Monsieur Sanogo Esaïe Abdul nous parle de l’intérêt de développer les technologies agricoles en Afrique.

 

MAP Info : Bonjour Monsieur Sanogo Esaie Abdul, merci d’avoir accepté de participer à cette interview. Afin de vous présenter brièvement aux lecteurs du MAP, pourriez-vous dire quelques mots sur votre parcours et sur votre structure AGRO-PLUS-TECH ?

 

SEA : Je suis Sanogo Esaïe Abdul, originaire de la Cote d’Ivoire et de nationalité américaine. Ingénieur de formation, spécialisée en engineering agricole, télédétection et géolocalisation des biens et des personnes. Je suis le fondateur et directeur général de la société IGTI, LLC ou INTERGTI (International, Global Trading & Investment) société de droit américain qui intervient dans les domaines de l’assistance et conseil en mécanique agricole, et « Middle Man » entre les constructeurs des machines agricoles et les potentiels clients. 

 

Je suis par ailleurs le fondateur et directeur général de la société World Sécurité France, société française et européenne spécialisée dans la géolocalisation et surveillance satellitaire des biens et personnes. Et enfin fondateur et directeur général de la société AGRO-PLUS-TECH en Côte d’Ivoire travaillant dans le transfert des technologies agricoles et agronomiques, dans l’environnemental et la Géolocalisation. 

 

MAP Info : Quelle analyse faite vous de la situation sur le terrain Afrique en ce qui concerne la mécanisation de l’agriculture ? 

 

SEA : Pour le moment, je considère l’Afrique comme à 0,1% mécaniquement agricole. La raison est qu’aucun gouvernement subsaharien n’a encore fait de la mécanisation de l’agriculture une priorité des priorités. Cela est constaté par l’exportation de plus de 50% de nos produits de grande consommation tels que le riz, le blé pour la farine et pâte de tomate etc… C’est quand même dommage qu’avec les moyens que nous avons et nos terres fertiles, la population paysanne et agricole continue de travailler à 90% manuellement. 

 

Ceci est dû à plusieurs facteurs. 

La méconnaissance de la technologie agricole, et le peu qui est connu est limité à l’utilisation des tracteurs pour la préparation des terres. 

Le manque de politique de valorisation, de vulgarisation et de formation en technologie agricole de la jeunesse. 

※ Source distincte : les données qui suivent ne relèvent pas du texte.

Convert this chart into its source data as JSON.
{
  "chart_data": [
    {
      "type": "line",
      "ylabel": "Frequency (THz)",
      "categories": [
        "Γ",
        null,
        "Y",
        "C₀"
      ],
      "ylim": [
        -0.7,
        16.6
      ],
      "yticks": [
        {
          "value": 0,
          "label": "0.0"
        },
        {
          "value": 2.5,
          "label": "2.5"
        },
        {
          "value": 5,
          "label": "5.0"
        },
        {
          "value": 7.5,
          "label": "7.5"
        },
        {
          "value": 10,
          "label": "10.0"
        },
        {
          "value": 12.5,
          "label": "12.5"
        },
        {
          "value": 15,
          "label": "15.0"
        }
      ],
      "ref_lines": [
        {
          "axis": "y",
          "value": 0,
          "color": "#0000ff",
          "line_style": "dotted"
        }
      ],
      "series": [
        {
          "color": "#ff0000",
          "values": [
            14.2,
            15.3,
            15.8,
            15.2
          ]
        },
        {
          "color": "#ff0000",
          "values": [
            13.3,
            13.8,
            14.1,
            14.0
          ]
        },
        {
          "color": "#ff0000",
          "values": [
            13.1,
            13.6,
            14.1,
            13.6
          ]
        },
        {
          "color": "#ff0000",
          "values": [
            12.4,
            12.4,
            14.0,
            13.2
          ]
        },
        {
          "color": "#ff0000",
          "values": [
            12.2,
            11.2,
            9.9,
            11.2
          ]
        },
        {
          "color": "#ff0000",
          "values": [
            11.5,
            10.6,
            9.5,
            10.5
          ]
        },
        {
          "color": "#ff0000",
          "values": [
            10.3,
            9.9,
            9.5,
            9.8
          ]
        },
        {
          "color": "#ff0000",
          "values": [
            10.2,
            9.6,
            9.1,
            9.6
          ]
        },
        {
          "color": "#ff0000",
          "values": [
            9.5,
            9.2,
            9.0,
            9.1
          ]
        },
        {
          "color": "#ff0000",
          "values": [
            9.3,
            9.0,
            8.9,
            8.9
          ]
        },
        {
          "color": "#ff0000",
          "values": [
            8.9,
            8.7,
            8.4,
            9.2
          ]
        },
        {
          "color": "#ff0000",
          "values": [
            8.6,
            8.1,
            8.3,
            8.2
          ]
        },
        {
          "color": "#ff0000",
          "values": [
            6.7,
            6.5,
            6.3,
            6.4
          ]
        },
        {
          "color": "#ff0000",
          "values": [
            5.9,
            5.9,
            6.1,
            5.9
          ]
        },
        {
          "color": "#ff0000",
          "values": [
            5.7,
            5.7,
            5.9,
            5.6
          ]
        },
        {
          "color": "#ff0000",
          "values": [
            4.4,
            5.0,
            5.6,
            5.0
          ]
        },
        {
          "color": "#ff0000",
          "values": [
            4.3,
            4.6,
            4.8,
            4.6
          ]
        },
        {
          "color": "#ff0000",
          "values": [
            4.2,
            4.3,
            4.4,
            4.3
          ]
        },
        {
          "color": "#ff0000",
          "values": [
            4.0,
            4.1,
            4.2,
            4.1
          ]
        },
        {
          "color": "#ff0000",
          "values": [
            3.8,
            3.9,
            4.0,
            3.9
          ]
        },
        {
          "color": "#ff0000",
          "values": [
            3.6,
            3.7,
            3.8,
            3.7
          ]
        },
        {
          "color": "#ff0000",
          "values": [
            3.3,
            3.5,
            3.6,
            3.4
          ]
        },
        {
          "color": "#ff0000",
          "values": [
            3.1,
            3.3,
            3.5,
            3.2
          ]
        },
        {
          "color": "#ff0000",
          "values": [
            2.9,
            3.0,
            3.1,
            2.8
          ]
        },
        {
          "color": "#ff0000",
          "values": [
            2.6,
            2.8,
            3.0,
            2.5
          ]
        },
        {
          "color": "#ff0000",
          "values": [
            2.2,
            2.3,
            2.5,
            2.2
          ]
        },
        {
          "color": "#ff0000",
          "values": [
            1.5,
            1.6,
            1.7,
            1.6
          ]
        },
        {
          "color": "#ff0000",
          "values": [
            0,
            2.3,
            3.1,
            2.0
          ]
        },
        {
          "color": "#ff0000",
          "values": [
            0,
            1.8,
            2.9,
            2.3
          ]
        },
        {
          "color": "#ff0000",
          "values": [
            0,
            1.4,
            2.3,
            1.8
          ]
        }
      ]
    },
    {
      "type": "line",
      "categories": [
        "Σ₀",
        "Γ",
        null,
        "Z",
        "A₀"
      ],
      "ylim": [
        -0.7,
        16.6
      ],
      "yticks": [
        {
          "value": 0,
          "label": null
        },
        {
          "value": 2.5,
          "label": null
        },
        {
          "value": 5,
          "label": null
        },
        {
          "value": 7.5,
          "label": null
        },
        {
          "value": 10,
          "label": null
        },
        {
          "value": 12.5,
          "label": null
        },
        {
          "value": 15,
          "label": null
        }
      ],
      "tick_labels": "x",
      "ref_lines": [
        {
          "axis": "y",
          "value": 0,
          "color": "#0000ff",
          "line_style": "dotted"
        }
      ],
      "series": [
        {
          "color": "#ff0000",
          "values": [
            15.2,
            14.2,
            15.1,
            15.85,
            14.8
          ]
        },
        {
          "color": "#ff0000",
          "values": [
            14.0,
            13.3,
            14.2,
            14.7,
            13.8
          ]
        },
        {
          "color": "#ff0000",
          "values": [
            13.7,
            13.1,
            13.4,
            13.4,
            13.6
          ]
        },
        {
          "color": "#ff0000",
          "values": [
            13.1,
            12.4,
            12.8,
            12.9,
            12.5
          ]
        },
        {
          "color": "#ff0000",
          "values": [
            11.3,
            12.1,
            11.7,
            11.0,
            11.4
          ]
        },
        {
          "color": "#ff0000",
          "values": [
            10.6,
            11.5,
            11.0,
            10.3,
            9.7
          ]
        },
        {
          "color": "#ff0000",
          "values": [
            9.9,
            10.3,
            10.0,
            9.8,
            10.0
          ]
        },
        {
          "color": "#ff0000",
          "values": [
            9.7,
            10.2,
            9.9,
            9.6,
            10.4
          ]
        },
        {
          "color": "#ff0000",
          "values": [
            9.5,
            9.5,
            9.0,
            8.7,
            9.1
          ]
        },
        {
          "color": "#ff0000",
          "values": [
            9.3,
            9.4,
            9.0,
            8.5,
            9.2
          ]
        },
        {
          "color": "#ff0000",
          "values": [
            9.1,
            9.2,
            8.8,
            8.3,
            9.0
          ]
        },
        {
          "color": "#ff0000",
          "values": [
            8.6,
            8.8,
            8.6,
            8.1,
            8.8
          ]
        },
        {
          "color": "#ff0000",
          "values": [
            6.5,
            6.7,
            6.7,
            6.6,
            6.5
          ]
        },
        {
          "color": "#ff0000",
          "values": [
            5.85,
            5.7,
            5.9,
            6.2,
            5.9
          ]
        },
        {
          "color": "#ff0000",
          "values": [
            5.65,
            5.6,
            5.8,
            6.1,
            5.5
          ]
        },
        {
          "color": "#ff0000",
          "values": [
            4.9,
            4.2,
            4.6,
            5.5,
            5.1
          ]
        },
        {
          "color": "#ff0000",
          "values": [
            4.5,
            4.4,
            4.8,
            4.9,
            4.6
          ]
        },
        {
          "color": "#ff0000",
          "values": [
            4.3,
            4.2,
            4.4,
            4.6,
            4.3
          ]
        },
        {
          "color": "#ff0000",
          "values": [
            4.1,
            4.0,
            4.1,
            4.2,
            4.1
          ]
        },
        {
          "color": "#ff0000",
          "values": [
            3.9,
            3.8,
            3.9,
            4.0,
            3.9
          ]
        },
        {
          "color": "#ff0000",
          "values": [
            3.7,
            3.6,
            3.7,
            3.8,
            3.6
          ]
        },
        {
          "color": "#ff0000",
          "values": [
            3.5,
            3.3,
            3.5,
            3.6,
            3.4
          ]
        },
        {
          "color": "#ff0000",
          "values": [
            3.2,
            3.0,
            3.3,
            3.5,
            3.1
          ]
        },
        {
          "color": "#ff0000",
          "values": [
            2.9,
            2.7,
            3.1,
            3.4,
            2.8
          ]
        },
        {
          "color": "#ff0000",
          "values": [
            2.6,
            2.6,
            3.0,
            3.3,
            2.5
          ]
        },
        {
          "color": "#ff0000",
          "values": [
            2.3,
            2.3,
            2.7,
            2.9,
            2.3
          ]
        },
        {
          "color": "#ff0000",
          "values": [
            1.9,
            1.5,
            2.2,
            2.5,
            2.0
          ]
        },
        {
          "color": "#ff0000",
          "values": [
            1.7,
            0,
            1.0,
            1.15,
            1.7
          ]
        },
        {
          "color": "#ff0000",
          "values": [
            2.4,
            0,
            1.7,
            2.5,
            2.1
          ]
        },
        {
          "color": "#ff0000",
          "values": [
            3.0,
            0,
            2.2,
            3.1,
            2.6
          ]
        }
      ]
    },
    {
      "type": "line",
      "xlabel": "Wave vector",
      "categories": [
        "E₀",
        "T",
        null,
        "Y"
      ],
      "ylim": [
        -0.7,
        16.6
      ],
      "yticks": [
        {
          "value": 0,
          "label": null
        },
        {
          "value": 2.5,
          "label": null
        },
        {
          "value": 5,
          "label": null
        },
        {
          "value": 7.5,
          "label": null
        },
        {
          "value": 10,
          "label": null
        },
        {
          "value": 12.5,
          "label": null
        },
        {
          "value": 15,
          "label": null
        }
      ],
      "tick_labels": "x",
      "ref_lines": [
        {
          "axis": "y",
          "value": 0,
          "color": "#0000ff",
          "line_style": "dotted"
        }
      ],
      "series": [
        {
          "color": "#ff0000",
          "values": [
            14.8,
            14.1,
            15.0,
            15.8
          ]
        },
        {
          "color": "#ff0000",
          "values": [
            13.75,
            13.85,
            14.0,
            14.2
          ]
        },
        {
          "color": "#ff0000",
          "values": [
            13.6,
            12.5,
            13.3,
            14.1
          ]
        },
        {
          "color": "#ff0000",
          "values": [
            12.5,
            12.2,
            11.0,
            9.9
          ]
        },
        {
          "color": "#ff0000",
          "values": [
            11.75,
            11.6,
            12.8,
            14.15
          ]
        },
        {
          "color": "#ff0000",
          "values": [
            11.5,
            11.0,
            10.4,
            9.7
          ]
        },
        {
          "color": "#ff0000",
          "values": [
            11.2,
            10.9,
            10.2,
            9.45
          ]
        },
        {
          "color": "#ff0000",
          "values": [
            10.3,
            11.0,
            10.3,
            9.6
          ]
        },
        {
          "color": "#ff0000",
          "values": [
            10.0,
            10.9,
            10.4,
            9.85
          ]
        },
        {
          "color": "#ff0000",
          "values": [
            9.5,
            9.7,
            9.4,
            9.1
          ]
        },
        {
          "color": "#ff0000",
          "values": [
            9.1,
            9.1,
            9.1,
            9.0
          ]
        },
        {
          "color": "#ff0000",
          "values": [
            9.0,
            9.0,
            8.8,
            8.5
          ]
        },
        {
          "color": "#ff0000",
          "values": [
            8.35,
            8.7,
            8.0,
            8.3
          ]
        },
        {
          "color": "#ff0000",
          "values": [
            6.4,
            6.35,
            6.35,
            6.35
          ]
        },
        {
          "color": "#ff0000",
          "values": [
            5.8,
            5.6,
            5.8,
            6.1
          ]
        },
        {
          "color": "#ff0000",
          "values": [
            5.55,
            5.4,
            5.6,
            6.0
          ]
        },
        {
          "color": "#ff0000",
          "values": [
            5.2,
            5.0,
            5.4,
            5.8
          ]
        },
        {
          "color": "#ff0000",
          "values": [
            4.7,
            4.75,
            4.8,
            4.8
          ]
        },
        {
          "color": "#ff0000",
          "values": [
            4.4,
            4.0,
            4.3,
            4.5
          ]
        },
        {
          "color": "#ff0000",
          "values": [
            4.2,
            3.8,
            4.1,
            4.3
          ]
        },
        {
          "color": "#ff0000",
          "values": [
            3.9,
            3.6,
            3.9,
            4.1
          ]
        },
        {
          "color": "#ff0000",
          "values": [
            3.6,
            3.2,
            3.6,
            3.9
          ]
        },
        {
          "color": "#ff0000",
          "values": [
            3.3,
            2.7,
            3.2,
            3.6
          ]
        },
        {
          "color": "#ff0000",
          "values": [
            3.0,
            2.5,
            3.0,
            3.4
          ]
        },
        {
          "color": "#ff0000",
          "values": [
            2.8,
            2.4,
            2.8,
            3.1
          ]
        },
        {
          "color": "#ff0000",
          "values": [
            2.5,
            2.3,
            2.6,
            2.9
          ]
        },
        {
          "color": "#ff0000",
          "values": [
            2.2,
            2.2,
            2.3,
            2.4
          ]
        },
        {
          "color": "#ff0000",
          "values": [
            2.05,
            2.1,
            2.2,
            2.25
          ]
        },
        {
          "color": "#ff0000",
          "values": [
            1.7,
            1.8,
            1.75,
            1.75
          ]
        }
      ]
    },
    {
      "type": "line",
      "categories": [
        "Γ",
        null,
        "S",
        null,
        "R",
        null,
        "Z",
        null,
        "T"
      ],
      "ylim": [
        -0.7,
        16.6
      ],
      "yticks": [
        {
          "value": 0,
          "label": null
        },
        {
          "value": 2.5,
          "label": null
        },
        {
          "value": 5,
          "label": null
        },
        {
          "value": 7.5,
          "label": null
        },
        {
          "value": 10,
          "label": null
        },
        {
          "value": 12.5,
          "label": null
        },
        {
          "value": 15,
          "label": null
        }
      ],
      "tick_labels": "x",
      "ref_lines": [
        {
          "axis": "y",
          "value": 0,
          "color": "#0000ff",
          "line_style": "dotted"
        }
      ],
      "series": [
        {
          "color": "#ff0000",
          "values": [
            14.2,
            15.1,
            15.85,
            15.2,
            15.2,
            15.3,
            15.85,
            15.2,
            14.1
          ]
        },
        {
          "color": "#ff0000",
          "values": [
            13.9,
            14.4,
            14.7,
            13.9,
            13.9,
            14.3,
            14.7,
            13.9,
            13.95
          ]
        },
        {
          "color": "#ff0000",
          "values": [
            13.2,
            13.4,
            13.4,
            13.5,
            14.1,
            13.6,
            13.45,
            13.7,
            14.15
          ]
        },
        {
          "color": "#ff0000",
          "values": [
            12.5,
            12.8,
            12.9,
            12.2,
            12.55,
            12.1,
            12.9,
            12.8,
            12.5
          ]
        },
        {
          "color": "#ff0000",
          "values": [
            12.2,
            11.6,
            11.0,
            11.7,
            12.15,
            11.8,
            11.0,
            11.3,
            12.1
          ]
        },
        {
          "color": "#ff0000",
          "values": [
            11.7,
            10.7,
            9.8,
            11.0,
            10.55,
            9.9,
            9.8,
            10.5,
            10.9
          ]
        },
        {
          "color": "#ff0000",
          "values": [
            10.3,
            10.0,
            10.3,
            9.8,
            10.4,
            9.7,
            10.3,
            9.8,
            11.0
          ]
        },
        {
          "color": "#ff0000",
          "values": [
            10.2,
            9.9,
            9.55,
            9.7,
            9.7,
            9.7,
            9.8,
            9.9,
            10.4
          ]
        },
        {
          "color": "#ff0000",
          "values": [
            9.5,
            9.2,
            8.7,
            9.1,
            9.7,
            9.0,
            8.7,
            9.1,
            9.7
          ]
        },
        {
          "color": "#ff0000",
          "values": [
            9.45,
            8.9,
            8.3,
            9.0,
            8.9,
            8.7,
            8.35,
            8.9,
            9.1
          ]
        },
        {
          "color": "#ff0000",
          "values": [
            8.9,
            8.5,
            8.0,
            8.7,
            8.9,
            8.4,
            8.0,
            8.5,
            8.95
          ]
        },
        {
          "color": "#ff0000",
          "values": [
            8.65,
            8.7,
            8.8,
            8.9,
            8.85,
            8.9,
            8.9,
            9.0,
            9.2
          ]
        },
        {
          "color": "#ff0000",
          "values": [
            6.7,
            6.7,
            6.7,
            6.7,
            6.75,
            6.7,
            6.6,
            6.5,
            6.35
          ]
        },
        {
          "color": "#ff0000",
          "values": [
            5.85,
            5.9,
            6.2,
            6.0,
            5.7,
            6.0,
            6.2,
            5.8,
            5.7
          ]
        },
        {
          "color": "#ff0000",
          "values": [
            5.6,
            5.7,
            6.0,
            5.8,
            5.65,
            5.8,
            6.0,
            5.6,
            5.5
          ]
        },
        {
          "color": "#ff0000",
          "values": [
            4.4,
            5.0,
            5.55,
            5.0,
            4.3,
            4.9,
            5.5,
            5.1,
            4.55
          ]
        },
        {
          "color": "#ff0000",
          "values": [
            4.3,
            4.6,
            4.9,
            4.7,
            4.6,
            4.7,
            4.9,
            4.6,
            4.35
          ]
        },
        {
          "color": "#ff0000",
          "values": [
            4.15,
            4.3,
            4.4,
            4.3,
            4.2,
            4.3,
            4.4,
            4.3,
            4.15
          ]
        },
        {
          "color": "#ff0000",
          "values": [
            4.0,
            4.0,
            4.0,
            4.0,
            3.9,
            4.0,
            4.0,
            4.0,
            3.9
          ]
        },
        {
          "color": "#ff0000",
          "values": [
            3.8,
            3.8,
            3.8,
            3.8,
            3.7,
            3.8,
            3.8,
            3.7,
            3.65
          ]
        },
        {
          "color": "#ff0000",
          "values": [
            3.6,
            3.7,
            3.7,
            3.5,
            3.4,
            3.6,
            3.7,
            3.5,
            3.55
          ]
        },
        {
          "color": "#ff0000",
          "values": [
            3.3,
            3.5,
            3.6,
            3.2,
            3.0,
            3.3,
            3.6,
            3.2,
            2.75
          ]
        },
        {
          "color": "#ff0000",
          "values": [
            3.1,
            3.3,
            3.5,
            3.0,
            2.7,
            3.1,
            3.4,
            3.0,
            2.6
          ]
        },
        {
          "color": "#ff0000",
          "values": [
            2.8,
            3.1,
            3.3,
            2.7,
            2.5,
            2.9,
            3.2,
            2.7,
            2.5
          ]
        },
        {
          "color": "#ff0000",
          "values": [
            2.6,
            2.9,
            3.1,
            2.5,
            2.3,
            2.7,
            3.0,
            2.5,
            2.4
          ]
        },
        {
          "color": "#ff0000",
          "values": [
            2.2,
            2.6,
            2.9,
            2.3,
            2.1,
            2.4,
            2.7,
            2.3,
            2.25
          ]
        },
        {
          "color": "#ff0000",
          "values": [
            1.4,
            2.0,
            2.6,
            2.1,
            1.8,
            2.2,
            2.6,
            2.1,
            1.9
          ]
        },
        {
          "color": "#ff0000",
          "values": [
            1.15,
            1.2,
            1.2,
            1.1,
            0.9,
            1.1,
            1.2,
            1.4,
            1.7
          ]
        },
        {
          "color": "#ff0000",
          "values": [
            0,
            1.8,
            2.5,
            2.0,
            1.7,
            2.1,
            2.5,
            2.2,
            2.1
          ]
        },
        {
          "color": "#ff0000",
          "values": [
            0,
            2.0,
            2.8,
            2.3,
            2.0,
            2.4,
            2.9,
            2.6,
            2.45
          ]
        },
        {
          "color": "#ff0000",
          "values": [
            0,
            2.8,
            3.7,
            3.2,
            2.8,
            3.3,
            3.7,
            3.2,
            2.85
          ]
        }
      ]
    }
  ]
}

La surenchère des coûts de vente des machines qui est pour moi une arnaque voire une malhonnêteté financière. Comment comprendre qu’une machine qui coute 10,000.00 dollars US soit revendue en Afrique a 40,000.00 dollars US. Ce sont les raisons qui font que la modernisation de l’agriculture en général en Afrique est pour le moment réservée aux puissances financières telles que les sociétés multinationales et quelques nantis. 

 

MAP Info : Nous avons beaucoup de défis à relever en Afrique, en quoi la mécanisation de l’agriculture serait une priorité ?

 

SEA : La mécanisation de l’agriculture en Afrique n’est pas seulement une priorité mais la priorité des ; voir même une urgence pour sortir l’Afrique de la pauvreté et de l’aide extérieure pour un développement sure et durable. La Cote d’Ivoire sous la présidence de Houphouët Boigny avait un slogan comme fer de lance de son développement : « Le Succès de ce Pays repose sur l’Agriculture ». Ce qui voulait dire que le secret de sa politique de modernisation de son pays était l’agriculture. Dommage, il n’y a pas eu de continuité. 

 

Avec les outils traditionnels et rudimentaires on ne peut pas, même avec une main d’œuvre, nombreuse faire de grandes superficies agricoles au moment où les besoins alimentaires sont réels à cause de notre démographie galopante. L’insuffisance alimentaire est la raison première aussi de la cherté de vie dans nos pays. La mécanisation de l’agriculture permettra de répondre aux besoins du continent car il y a des machines qui préparent les terres, qui plantent ou sèment les plants et semences et d’autres qui les récoltent et les semi-transforment sur les plantations ou terrains agricoles. 

 

MAP Info : Il semble donc que l’Afrique ait trop tardé à mécaniser son agriculture 

 

SEA : Le but de la mécanisation de l’agriculture est de rendre aisé le travail agricole, créer de grandes plantations, les entretenir facilement et rapidement et les récolter puis transformer. Avec des pratiques manuelles ou semi-manuelles et à comparer à ce que nous voyons en Asie et en Amérique du Nord, l’Afrique est entre 50 et 100 ans en arrière si je suis indulgent. 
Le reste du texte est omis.